Government payrolls increased by 2,000 last month, compared to the 13,000 public jobs created in November, revised from an initial increase of 7,000 positions. December’s reading missed forecasts for the creation of 5,000 government posts.

The participation rate remained unchanged at 62.7% in December.

The U-6 unemployment rate, that includes those workers who are working part-time for purely economic reasons, increased to 8.1% from the November’s reading of 8.0%.

Furthermore, the average weekly hours held stable at 34.5 December, in line with expectations.

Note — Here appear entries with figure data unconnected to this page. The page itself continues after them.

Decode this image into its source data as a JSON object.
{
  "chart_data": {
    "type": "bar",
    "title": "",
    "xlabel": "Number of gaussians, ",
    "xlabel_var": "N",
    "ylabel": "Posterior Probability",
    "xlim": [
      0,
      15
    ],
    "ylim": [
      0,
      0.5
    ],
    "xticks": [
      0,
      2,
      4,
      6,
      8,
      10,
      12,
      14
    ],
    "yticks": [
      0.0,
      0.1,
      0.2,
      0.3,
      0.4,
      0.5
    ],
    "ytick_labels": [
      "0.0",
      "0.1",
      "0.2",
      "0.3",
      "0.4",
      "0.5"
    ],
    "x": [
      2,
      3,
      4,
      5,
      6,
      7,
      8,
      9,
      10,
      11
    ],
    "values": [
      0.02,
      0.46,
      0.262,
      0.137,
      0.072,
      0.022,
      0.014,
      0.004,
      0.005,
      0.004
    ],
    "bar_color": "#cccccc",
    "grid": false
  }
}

After the report, the dollar weakened, heading into negative territory against major rivals. Specifically, the U.S. Dollar Index traded at 91.54, compared to 91.80 ahead of the report. EUR/USD traded at 1.2071, from 1.2045 before the publication, USD/JPY traded at 113.06, from 113.29 earlier, and GBP/USD was at 1.3577, compared to 1.3551 previously.

U.S. futures still pointed to a higher open on Wall Street. The blue-chip Dow futures gained 91 points, or 0.36%, S&P 500 futures rose 10 points, or 0.37% while the Nasdaq 100 futures traded up 33 points, or 0.50%.

Elsewhere, in the commodities market, gold futures traded at $1,321.10 a troy ounce, compared to $1,319.00 ahead of the data, while crude oil traded at $61.49 a barrel from $61.31 earlier.